SYSTEMATICS OF MOTHS, LEAFHOPPERS, AND TRUE BUGS OF IMPORTANCE TO AGRICULTURAL, FOREST, AND ORNAMENTAL PLANTS
Title: The Hadeninae (Lepidoptera: Noctuidae) of Great Smoky Mountains National Park, U.S.A.
Submitted to: Zootaxa
Publication Type: Peer Reviewed Journal
Publication Acceptance Date: December 8, 2009
Publication Date: February 26, 2010
Citation: Pogue, M.G. 2010. The Hadeninae (Lepidoptera: Noctuidae) of Great Smoky Mountains National Park, U.S.A.. Zootaxa. 2380:1-75.

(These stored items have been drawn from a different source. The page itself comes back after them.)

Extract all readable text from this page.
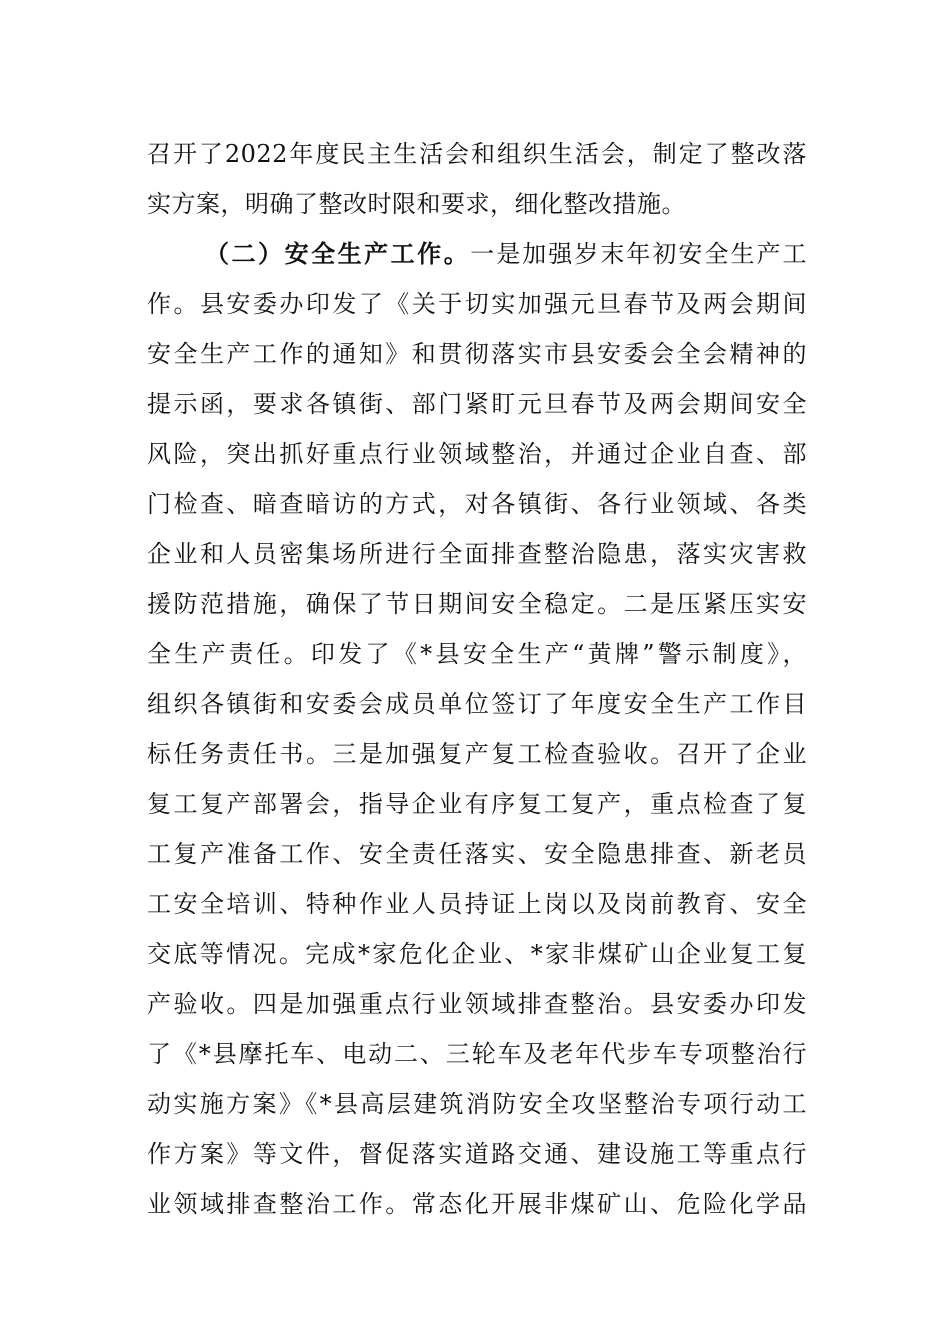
召开了2022年度民主生活会和组织生活会，制定了整改落
实方案，明确了整改时限和要求，细化整改措施。
（二）安全生产工作。一是加强岁末年初安全生产工
作。县安委办印发了《关于切实加强元旦春节及两会期间
安全生产工作的通知》和贯彻落实市县安委会全会精神的
提示函，要求各镇街、部门紧盯元旦春节及两会期间安全
风险，突出抓好重点行业领域整治，并通过企业自查、部
门检查、暗查暗访的方式，对各镇街、各行业领域、各类
企业和人员密集场所进行全面排查整治隐患，落实灾害救
援防范措施，确保了节日期间安全稳定。二是压紧压实安
全生产责任。印发了《*县安全生产“黄牌”警示制度》，
组织各镇街和安委会成员单位签订了年度安全生产工作目
标任务责任书。三是加强复产复工检查验收。召开了企业
复工复产部署会，指导企业有序复工复产，重点检查了复
工复产准备工作、安全责任落实、安全隐患排查、新老员
工安全培训、特种作业人员持证上岗以及岗前教育、安全
交底等情况。完成*家危化企业、*家非煤矿山企业复工复
产验收。四是加强重点行业领域排查整治。县安委办印发
了《*县摩托车、电动二、三轮车及老年代步车专项整治行
动实施方案》《*县高层建筑消防安全攻坚整治专项行动工
作方案》等文件，督促落实道路交通、建设施工等重点行
业领域排查整治工作。常态化开展非煤矿山、危险化学品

Interpretive Summary: Cutworm moths are major agricultural pests causing billions of dollars of damage annually. The hadenines or armyworm moths are major agricultural pests on numerous crops such as cabbage, soybeans, alfalfa, lettuce, and most other vegetable crops. In this paper the species of armyworm moths are documented for Great Smoky Mountains National Park (GSMNP). These include new records and georeferenced distributional data for GSMNP. This information will be useful for the biological inventory being conducted in GSMNP, educational programs within GSMNP and in eastern Tennessee and western North Carolina school districts, and for land management decisions within Great Smoky Mountains National Park.

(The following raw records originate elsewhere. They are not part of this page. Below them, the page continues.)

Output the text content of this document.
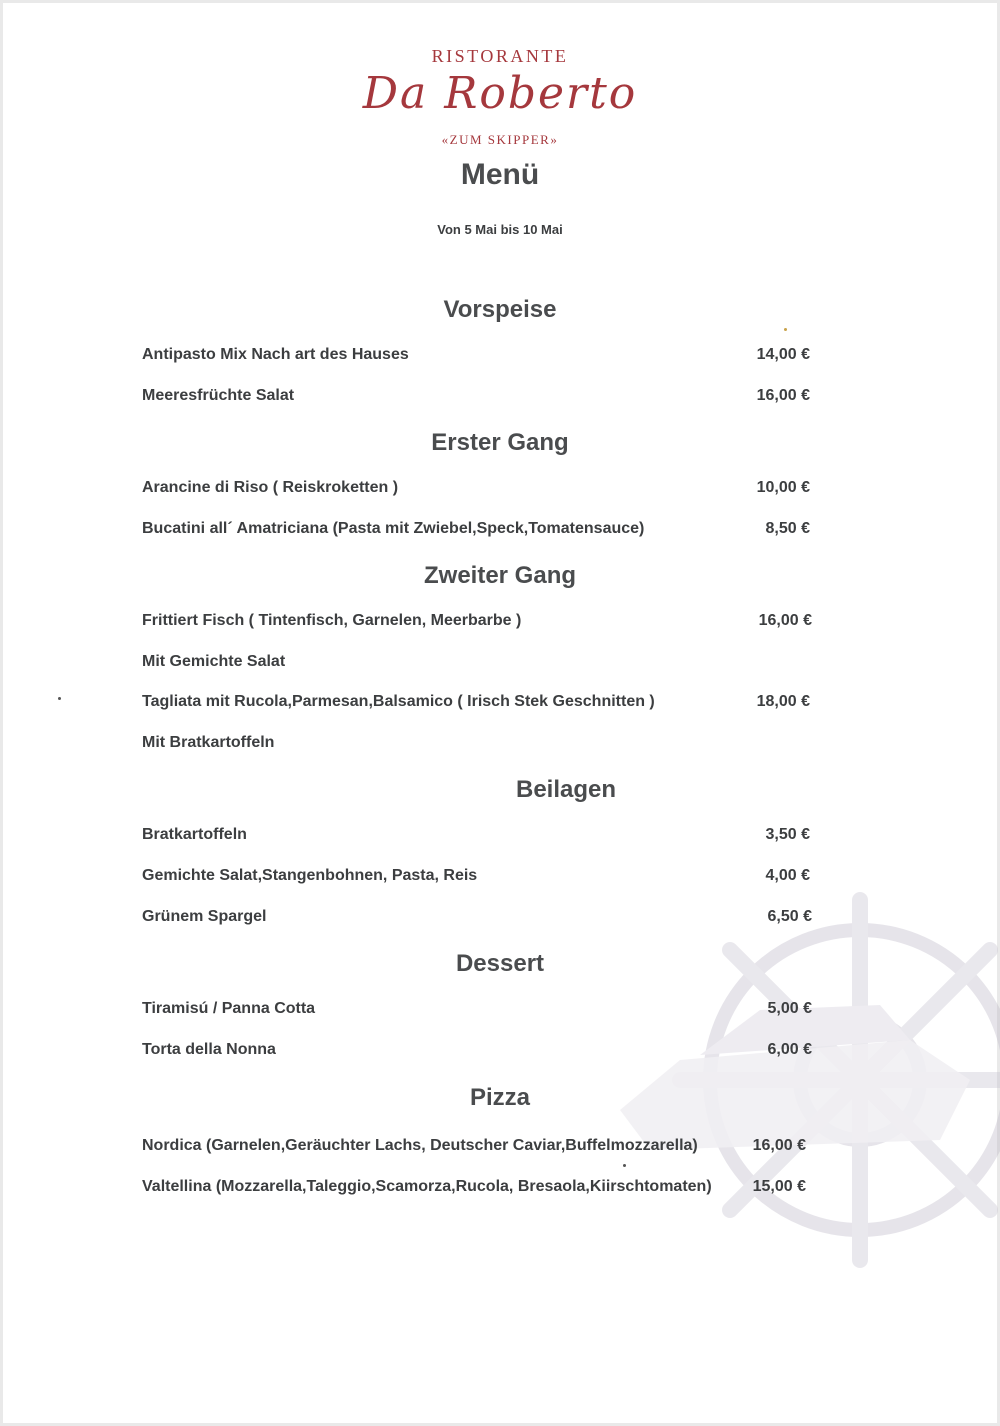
RISTORANTE
Da Roberto
«ZUM SKIPPER»
Menü
Von 5 Mai bis 10 Mai
Vorspeise
Antipasto Mix Nach art des Hauses	14,00 €
Meeresfrüchte Salat	16,00 €
Erster Gang
Arancine di Riso ( Reiskroketten )	10,00 €
Bucatini all´ Amatriciana (Pasta mit Zwiebel,Speck,Tomatensauce)	8,50 €
Zweiter Gang
Frittiert Fisch ( Tintenfisch, Garnelen, Meerbarbe )	16,00 €
Mit Gemichte Salat
Tagliata mit Rucola,Parmesan,Balsamico ( Irisch Stek Geschnitten )	18,00 €
Mit Bratkartoffeln
Beilagen
Bratkartoffeln	3,50 €
Gemichte Salat,Stangenbohnen, Pasta, Reis	4,00 €
Grünem Spargel	6,50 €
Dessert
Tiramisú / Panna Cotta	5,00 €
Torta della Nonna	6,00 €
Pizza
Nordica (Garnelen,Geräuchter Lachs, Deutscher Caviar,Buffelmozzarella)	16,00 €
Valtellina (Mozzarella,Taleggio,Scamorza,Rucola, Bresaola,Kiirschtomaten)	15,00 €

Fifty-one species of Hadeninae are recorded from Great Smoky Mountains National Park, Tennessee and North Carolina, U.S.A. Of the six hadenine tribes, five are present in the Park. They include 12 species of Orthosiini, one species of Tholerini, eight species of Hadenini, nine species of Leucaniini, and 17 species of Eriopygini. A total of 142 localities were collected across the Park. The three most diverse localities in the Park were Purchase Knob with 40 species, Big Cove Road with 31 species, and Foothills Parkway with 22 species. The most wide spread species in the Park was Pseudorthodes vecors from 52 localities. The most abundant species was Polia detracta with 199 specimens. Images of adults, description/diagnosis, flight period, collected localities, abundance, elevational range, general distribution, and larval hosts are presented for each species.